Antibody profiles observed in C. nictitans with a line immunoassay (INNO-LIA HIV confirmation; Innogenetics, Ghent, Belgium). The five HIV-1 antigens include synthetic peptides for the exterior envelope glycoprotein (sgp120) as well as recombinant proteins for the transmembrane envelope glycoprotein (gp41), integrase (p31), core (p24), and matrix (p17) proteins.
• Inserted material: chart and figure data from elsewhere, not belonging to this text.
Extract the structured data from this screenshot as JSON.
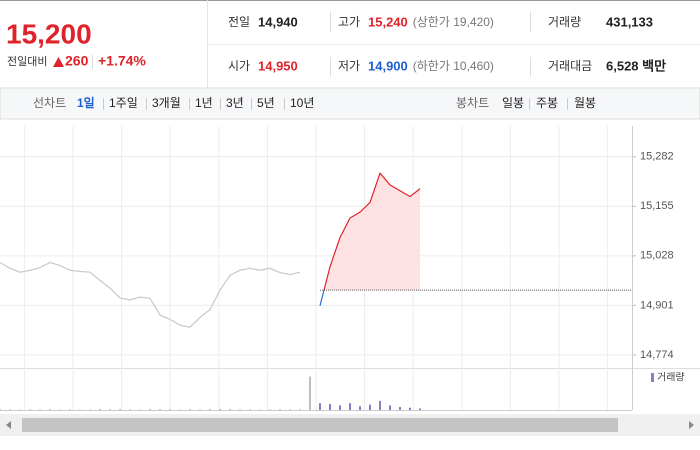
{
  "quote": {
    "price": "15,200",
    "change_label": "전일대비",
    "change": "260",
    "change_pct": "+1.74%",
    "color": "#e0232a",
    "rows": [
      [
        {
          "label": "전일",
          "value": "14,940",
          "color": "#222"
        },
        {
          "label": "고가",
          "value": "15,240",
          "color": "#e0232a",
          "note": "(상한가 19,420)"
        },
        {
          "label": "거래량",
          "value": "431,133",
          "color": "#222"
        }
      ],
      [
        {
          "label": "시가",
          "value": "14,950",
          "color": "#e0232a"
        },
        {
          "label": "저가",
          "value": "14,900",
          "color": "#1f5fd1",
          "note": "(하한가 10,460)"
        },
        {
          "label": "거래대금",
          "value": "6,528 백만",
          "color": "#222"
        }
      ]
    ]
  },
  "tabs": {
    "line_label": "선차트",
    "line_periods": [
      "1일",
      "1주일",
      "3개월",
      "1년",
      "3년",
      "5년",
      "10년"
    ],
    "selected": 0,
    "candle_label": "봉차트",
    "candle_periods": [
      "일봉",
      "주봉",
      "월봉"
    ]
  },
  "chart_data": {
    "type": "line",
    "grid": true,
    "xlim": [
      0,
      63.2
    ],
    "ylim": [
      14748,
      15361
    ],
    "yticks": [
      {
        "value": 15282,
        "label": "15,282"
      },
      {
        "value": 15155,
        "label": "15,155"
      },
      {
        "value": 15028,
        "label": "15,028"
      },
      {
        "value": 14901,
        "label": "14,901"
      },
      {
        "value": 14774,
        "label": "14,774"
      }
    ],
    "reference_line": 14940,
    "area_color": "#fde1e3",
    "series": [
      {
        "color": "#c8c8c8",
        "values": [
          15011,
          14996,
          14986,
          14991,
          14998,
          15011,
          15003,
          14991,
          14988,
          14986,
          14965,
          14945,
          14920,
          14915,
          14922,
          14919,
          14876,
          14865,
          14850,
          14845,
          14870,
          14890,
          14940,
          14978,
          14991,
          14996,
          14991,
          14996,
          14985,
          14980,
          14986
        ]
      },
      {
        "color": "#e0232a",
        "color_below": "#2a6fd6",
        "values": [
          null,
          null,
          null,
          null,
          null,
          null,
          null,
          null,
          null,
          null,
          null,
          null,
          null,
          null,
          null,
          null,
          null,
          null,
          null,
          null,
          null,
          null,
          null,
          null,
          null,
          null,
          null,
          null,
          null,
          null,
          null,
          null,
          14900,
          15000,
          15075,
          15125,
          15140,
          15165,
          15240,
          15210,
          15195,
          15180,
          15200
        ]
      }
    ],
    "volume": {
      "name": "거래량",
      "color": "#8e7cc3",
      "other_color": "#bdbdbd",
      "ylim": [
        0,
        50000
      ],
      "values": [
        1200,
        800,
        600,
        900,
        700,
        1000,
        600,
        800,
        500,
        700,
        1500,
        900,
        1200,
        800,
        600,
        1100,
        1300,
        900,
        700,
        1000,
        800,
        1200,
        1600,
        1400,
        900,
        800,
        700,
        1000,
        1100,
        800,
        900,
        44000,
        9000,
        8000,
        6000,
        9000,
        5000,
        7000,
        12000,
        6000,
        4000,
        3000,
        2000
      ]
    }
  }
}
The HIV-2 antigens include synthetic peptides for the exterior envelope glycoprotein (sgp105) as well as recombinant gp36 protein. Plasma samples which recognized at least one HIV antigen with an intensity equal to or greater than the assay cutoff line were scored as positive; samples which exhibited weaker but still visible reactivities with at least two HIV antigens were scored as indeterminant; and samples which yielded no reactivity or only a single band of less than ± intensity were scored as negative. Note that the 3+, 1+, and ± bands evident on the top portions of all test strips control for sample addition (presence of plasma immunoglobulin) and test performance (binding of secondary antibody).

FIG. 2.

(A) Genomic organization of SIVgsn from greater spot-nosed monkeys (C. nictitans). (B) Hydrophobicity profiles of the SIVgsn-99CM71 (a), SIVgsn-99CM166 (b), and SIVcpzANT (c) Vpu proteins were calculated according to Kyte and Doolittle (24). Positive scores are hydrophobic, and the amino acid number is indicated on the x axis. (C) RNA secondary-structure predictions of TAR for SIVgsn-99CM71, SIVgsn-99CM166, SIVsyk, and SIVcpz as generated by the RNA MFOLD 3.0 program by M. Zuker and D. Turner at a 37°C folding temperature. The free energy is expressed in kilocalories per mole.

FIG. 3.

Diversity plot comparing SIVgsn-99CM166 with SIVgsn-99CM71 and representatives of the six major lineages of the primate lentiviruses, i.e., SIVcpz, SIVmnd, SIVsyk, SIVsm, SIVagm, and SIVcol. Protein sequence difference is plotted for windows of 200 amino acids moved in steps of 20.

FIG. 4.

Bootscanning of SIVgsn-99CM166 against the six major SIV lineages. Bootscan analysis was performed on the concatenated nucleotide alignment with the nonoverlapping regions of gag, pol, env, vif, and nef with strains SIVsyk, SIVsun, SIVlhoest, SIVcpzUS, SIVcpzGAB, SIVcpzANT, SIVagmVER155, SIVagmTAN1, SIVmnd1, SIVsmH4, and SIVcol and by grouping them by lineage. Since saturation always occurred at the third codon position for all genes (see Table 2), the bootscan analysis was performed on first plus second codon positions with a sliding window of 500 nucleotides and a 20-nucleotide step increment and 1,000 bootstrap replicates. Below the graph, the bar at the top locates the gene regions, and the colored bar indicates the position of the putative recombination breakpoints in the SIVgsn genome.

FIG. 5.

Unrooted neighbor-joining trees of fragments I, II, III, and IX (see Table 2 and Fig. 4), including 23 SIV/HIV strains of the six major known SIV lineages and the new SIVgsn-99CM166 and SIVgsn-99CM71 isolates (boxed in black). Horizontal branch lengths are drawn to scale, with the bar indicating 0.1 nucleotide replacement per site. Numbers along the branches represent percentage of bootstrap replicates (out of 1,000) for which the sequences at one end of the branch are monophyletic in the neighbor-joining tree. The maximum-likelihood method gives a similar tree topology: an asterisk along a branch indicates that the branch has a P value of <0.001 in the maximum-likelihood analysis. The trees were inferred with first plus second codon position with the TN plus Inv plus G, HKY plus Inv plus G, HKY plus G, or GTR plus G model (see Table 4).

FIG. 6.

Alignment of gp120 of SIVgsn-99CM71, SIVgsn-99CM166, SIVcpzANT, SIVcpzGAB, HIV1-YBF30, HIV1-ANT70, and HIV1-U455. The amino acid sequence of SIVgsn-99CM71 is shown on the top, with variable regions analogous to those observed in previously described SIVs indicated. The CD4 binding domain is shown. An asterisk represents a conserved cysteine residue. Dots indicate amino acid identity at a residue, and dashes indicate gaps introduced to optimize alignment.